Pengalaman Pengguna Jasa Perias Jenazah
Cristiene Maria (38), warga Jakarta Barat, menggunakan jasa perias jenazah ketika ibunya meninggal mendadak. Keputusan ini didasari keinginan untuk memberikan penghormatan terakhir yang layak.
“Kami ingin wajah Ibu terlihat rapi dan terawat. Mereka menutup pucat dan lebam dengan riasan tipis, sangat natural,” ujar Cristiene. Komunikasi dengan perias berjalan baik, bahkan keluarga memberikan foto almarhumah sebagai acuan.
Dengan biaya sekitar Rp 1,5 juta, Cristiene merasa lega melihat ibunya terlihat damai. “Rasanya lega ketika melihat Ibu terlihat damai, seperti tidur. Itu membantu kami menerima kepergiannya,” ucapnya. Ia menilai profesi ini layak dihargai lebih tinggi. “Mereka sangat sabar dan berhati-hati. Rasanya mereka memberi keindahan terakhir bagi orang yang kita cintai,” ujarnya.
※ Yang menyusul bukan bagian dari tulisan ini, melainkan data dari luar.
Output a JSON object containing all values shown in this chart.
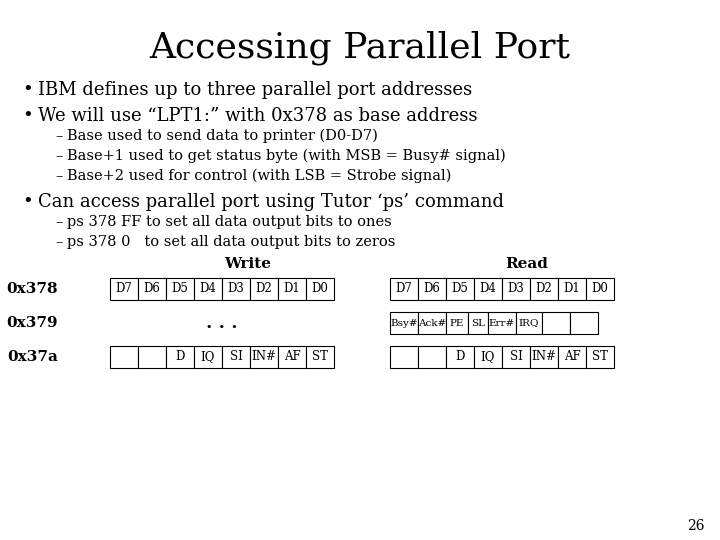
{
  "title": "Accessing Parallel Port",
  "bullet1": "IBM defines up to three parallel port addresses",
  "bullet2": "We will use “LPT1:” with 0x378 as base address",
  "sub_bullets_1": [
    "Base used to send data to printer (D0-D7)",
    "Base+1 used to get status byte (with MSB = Busy# signal)",
    "Base+2 used for control (with LSB = Strobe signal)"
  ],
  "bullet3": "Can access parallel port using Tutor ‘ps’ command",
  "sub_bullets_2": [
    "ps 378 FF to set all data output bits to ones",
    "ps 378 0   to set all data output bits to zeros"
  ],
  "write_label": "Write",
  "read_label": "Read",
  "row_labels": [
    "0x378",
    "0x379",
    "0x37a"
  ],
  "write_0x378": [
    "D7",
    "D6",
    "D5",
    "D4",
    "D3",
    "D2",
    "D1",
    "D0"
  ],
  "read_0x378": [
    "D7",
    "D6",
    "D5",
    "D4",
    "D3",
    "D2",
    "D1",
    "D0"
  ],
  "write_0x379_text": ". . .",
  "read_0x379": [
    "Bsy#",
    "Ack#",
    "PE",
    "SL",
    "Err#",
    "IRQ",
    "",
    ""
  ],
  "write_0x37a": [
    "",
    "",
    "D",
    "IQ",
    "SI",
    "IN#",
    "AF",
    "ST"
  ],
  "read_0x37a": [
    "",
    "",
    "D",
    "IQ",
    "SI",
    "IN#",
    "AF",
    "ST"
  ],
  "page_number": "26",
  "bg_color": "#ffffff",
  "text_color": "#000000",
  "title_fontsize": 26,
  "body_fontsize": 13,
  "sub_fontsize": 10.5,
  "table_label_fontsize": 11,
  "table_fontsize": 8.5,
  "row_label_fontsize": 11
}
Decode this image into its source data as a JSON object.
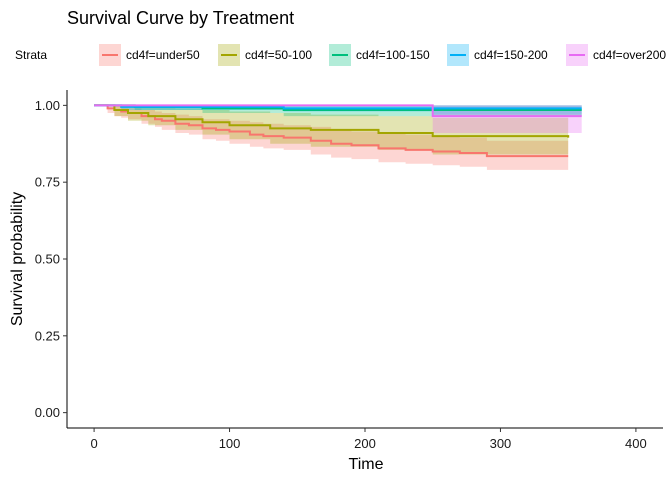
{
  "chart_data": {
    "type": "line",
    "subtype": "kaplan-meier survival curve with confidence bands",
    "title": "Survival Curve by Treatment",
    "xlabel": "Time",
    "ylabel": "Survival probability",
    "xlim": [
      -20,
      420
    ],
    "ylim": [
      -0.05,
      1.05
    ],
    "xticks": [
      0,
      100,
      200,
      300,
      400
    ],
    "yticks": [
      0.0,
      0.25,
      0.5,
      0.75,
      1.0
    ],
    "ytick_labels": [
      "0.00",
      "0.25",
      "0.50",
      "0.75",
      "1.00"
    ],
    "grid": false,
    "legend": {
      "title": "Strata",
      "position": "top"
    },
    "series": [
      {
        "name": "cd4f=under50",
        "color": "#F8766D",
        "time": [
          0,
          10,
          15,
          20,
          25,
          35,
          45,
          50,
          60,
          70,
          80,
          90,
          100,
          115,
          125,
          140,
          160,
          175,
          190,
          210,
          230,
          250,
          270,
          290,
          350
        ],
        "surv": [
          1.0,
          0.99,
          0.985,
          0.98,
          0.975,
          0.965,
          0.955,
          0.95,
          0.94,
          0.935,
          0.925,
          0.92,
          0.915,
          0.905,
          0.9,
          0.895,
          0.885,
          0.875,
          0.87,
          0.86,
          0.855,
          0.85,
          0.845,
          0.835,
          0.835
        ],
        "lower": [
          1.0,
          0.975,
          0.965,
          0.96,
          0.955,
          0.94,
          0.93,
          0.92,
          0.91,
          0.905,
          0.89,
          0.885,
          0.875,
          0.865,
          0.86,
          0.855,
          0.84,
          0.83,
          0.825,
          0.815,
          0.81,
          0.805,
          0.8,
          0.79,
          0.79
        ],
        "upper": [
          1.0,
          1.0,
          1.0,
          0.995,
          0.99,
          0.985,
          0.98,
          0.975,
          0.97,
          0.965,
          0.955,
          0.955,
          0.95,
          0.945,
          0.94,
          0.935,
          0.93,
          0.92,
          0.915,
          0.91,
          0.905,
          0.9,
          0.895,
          0.885,
          0.885
        ]
      },
      {
        "name": "cd4f=50-100",
        "color": "#A3A500",
        "time": [
          0,
          15,
          25,
          40,
          60,
          80,
          100,
          130,
          160,
          210,
          250,
          350
        ],
        "surv": [
          1.0,
          0.985,
          0.975,
          0.965,
          0.955,
          0.945,
          0.935,
          0.925,
          0.92,
          0.91,
          0.9,
          0.895
        ],
        "lower": [
          1.0,
          0.965,
          0.95,
          0.935,
          0.92,
          0.905,
          0.89,
          0.875,
          0.865,
          0.855,
          0.84,
          0.835
        ],
        "upper": [
          1.0,
          1.0,
          1.0,
          0.995,
          0.99,
          0.985,
          0.98,
          0.975,
          0.97,
          0.965,
          0.96,
          0.955
        ]
      },
      {
        "name": "cd4f=100-150",
        "color": "#00BF7D",
        "time": [
          0,
          30,
          80,
          140,
          360
        ],
        "surv": [
          1.0,
          0.995,
          0.99,
          0.985,
          0.985
        ],
        "lower": [
          1.0,
          0.985,
          0.975,
          0.965,
          0.965
        ],
        "upper": [
          1.0,
          1.0,
          1.0,
          1.0,
          1.0
        ]
      },
      {
        "name": "cd4f=150-200",
        "color": "#00B0F6",
        "time": [
          0,
          20,
          140,
          250,
          360
        ],
        "surv": [
          1.0,
          0.995,
          0.99,
          0.99,
          0.99
        ],
        "lower": [
          1.0,
          0.985,
          0.98,
          0.97,
          0.97
        ],
        "upper": [
          1.0,
          1.0,
          1.0,
          1.0,
          1.0
        ]
      },
      {
        "name": "cd4f=over200",
        "color": "#E76BF3",
        "time": [
          0,
          250,
          360
        ],
        "surv": [
          1.0,
          0.965,
          0.965
        ],
        "lower": [
          1.0,
          0.91,
          0.91
        ],
        "upper": [
          1.0,
          1.0,
          1.0
        ]
      }
    ]
  }
}
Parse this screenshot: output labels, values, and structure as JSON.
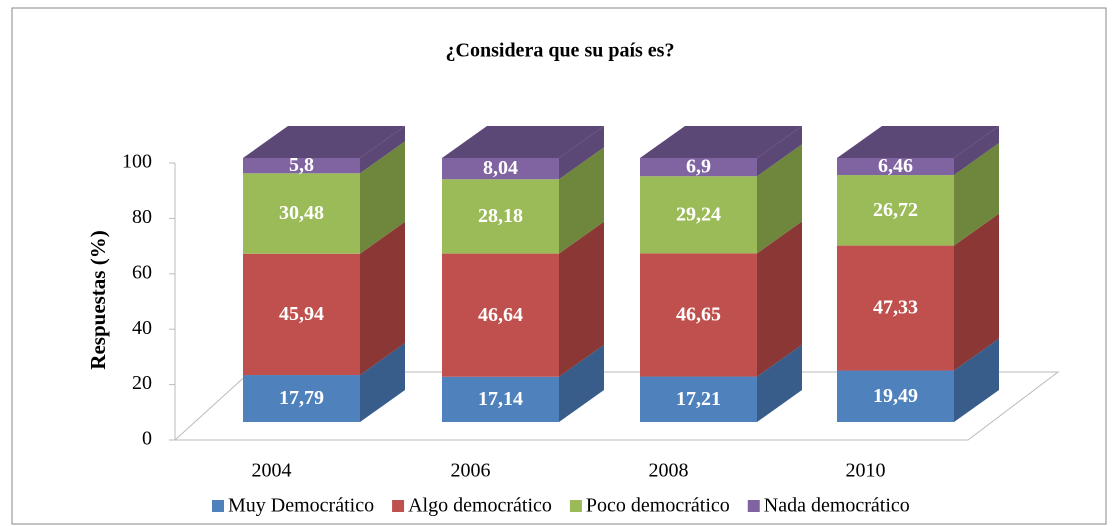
{
  "chart_data": {
    "type": "bar3d_stacked",
    "title": "¿Considera que su país es?",
    "y_label": "Respuestas (%)",
    "categories": [
      "2004",
      "2006",
      "2008",
      "2010"
    ],
    "series": [
      {
        "name": "Muy Democrático",
        "color": "#4f81bd",
        "side": "#385d8a",
        "values": [
          17.79,
          17.14,
          17.21,
          19.49
        ],
        "value_labels": [
          "17,79",
          "17,14",
          "17,21",
          "19,49"
        ]
      },
      {
        "name": "Algo democrático",
        "color": "#c0504d",
        "side": "#8a3735",
        "values": [
          45.94,
          46.64,
          46.65,
          47.33
        ],
        "value_labels": [
          "45,94",
          "46,64",
          "46,65",
          "47,33"
        ]
      },
      {
        "name": "Poco democrático",
        "color": "#9bbb59",
        "side": "#6f873d",
        "values": [
          30.48,
          28.18,
          29.24,
          26.72
        ],
        "value_labels": [
          "30,48",
          "28,18",
          "29,24",
          "26,72"
        ]
      },
      {
        "name": "Nada democrático",
        "color": "#8064a2",
        "side": "#5c4876",
        "values": [
          5.8,
          8.04,
          6.9,
          6.46
        ],
        "value_labels": [
          "5,8",
          "8,04",
          "6,9",
          "6,46"
        ]
      }
    ],
    "ylim": [
      0,
      100
    ],
    "yticks": [
      0,
      20,
      40,
      60,
      80,
      100
    ],
    "legend": "bottom"
  }
}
Transformasi Budaya Kematian yang Tertunda
Meskipun semakin banyak keluarga kelas menengah ke atas menggunakan jasa perias jenazah profesional, Rakhmat menilai belum terjadi transformasi besar dalam budaya kematian di Indonesia.
“Belum ada perubahan mayor. Kematian masih dianggap hal misterius dan menyeramkan, terutama di kelas menengah ke bawah,” ujar Rakhmat. Ia mencontohkan bagaimana pemakaman di luar negeri yang tertata rapi dan berada di tengah kota, kontras dengan pemakaman di Indonesia yang kerap dianggap ruang gelap dan tidak terurus.
Pengalaman pandemi Covid-19 justru menyoroti betapa pentingnya profesi perias dan pengurus jenazah. Di saat angka kematian melonjak, negara-negara sangat bergantung pada mereka yang berani berada di garis depan urusan kematian.
“Mereka bekerja melampaui batas risiko, penyakit, batas geografis, dan latar belakang etnis,” tutur Rakhmat. Ia melihat profesi ini sebagai pekerjaan kemanusiaan yang melampaui batas profesi resmi, namun seringkali dipandang rendah dan tidak dipahami.
“Kita belum memiliki standar profesi untuk perias jenazah. Mereka tidak mendapatkan perlindungan formal seperti pekerja formal lainnya,” kata Rakhmat. Ia menegaskan bahwa profesi ini harus dilihat sebagai sebuah panggilan kemanusiaan. “Bayangkan jika tidak ada orang yang mau menggeluti pekerjaan ini, maka banyak jenazah yang telantar. Ini pekerjaan sangat berarti secara sosial,” ujarnya.